8. A computing device as a local cloud provider, comprising:

a processor; and

a memory having stored thereon a computer program that, when executed by a processor, performs the cross-cloud remote sensing application scheduling method of any of claims 1 to 7.

9. A computer readable storage medium having stored thereon a computer program which, when executed by a processor, performs the cross-cloud remote sensing application scheduling method of any one of claims 1 to 7.
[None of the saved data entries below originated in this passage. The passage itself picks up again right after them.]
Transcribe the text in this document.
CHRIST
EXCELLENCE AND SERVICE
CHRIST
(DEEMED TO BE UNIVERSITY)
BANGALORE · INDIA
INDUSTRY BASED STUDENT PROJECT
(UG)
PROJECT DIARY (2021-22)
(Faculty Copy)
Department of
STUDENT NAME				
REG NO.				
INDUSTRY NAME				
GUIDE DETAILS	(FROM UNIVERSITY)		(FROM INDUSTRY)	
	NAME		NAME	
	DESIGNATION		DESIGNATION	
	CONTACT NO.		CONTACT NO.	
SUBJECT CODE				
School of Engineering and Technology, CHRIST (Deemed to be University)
10. A computing device as a local cloud provider, comprising:

a processor; and

a memory having stored thereon a computer program operable when executed by the processor to perform the steps of:

receiving the computing requirement of an application program of a user, and converting a scientific workflow into a data conversion diagram;

analyzing the scientific workflow and translating the execution requirements of the user program, including the content to be executed, the description of task input including the remote data file, the output information about the task, the expected service quality parameters and the service requirements;

monitoring and evaluating a network environment, maintaining a status of a cloud service by periodically checking availability of a known cloud service and discovering available new services, while monitoring an execution status of a job, so as to return a job result to a user when the job is completed,

matching workflow tasks to a cloud provider according to a hierarchy, calculating a group of mappings for an application program, and determining a distribution scheme of each data node and each data conversion node between different cloud data centers, wherein the execution time of the application program is optimized by modifying a data conversion graph (DTG) or a distribution scheme of each data node and each data conversion node in the DTG between different cloud data centers;

executing each mapping in the set of mappings according to the calculated set of mappings until a task is successfully assigned to a cloud provider.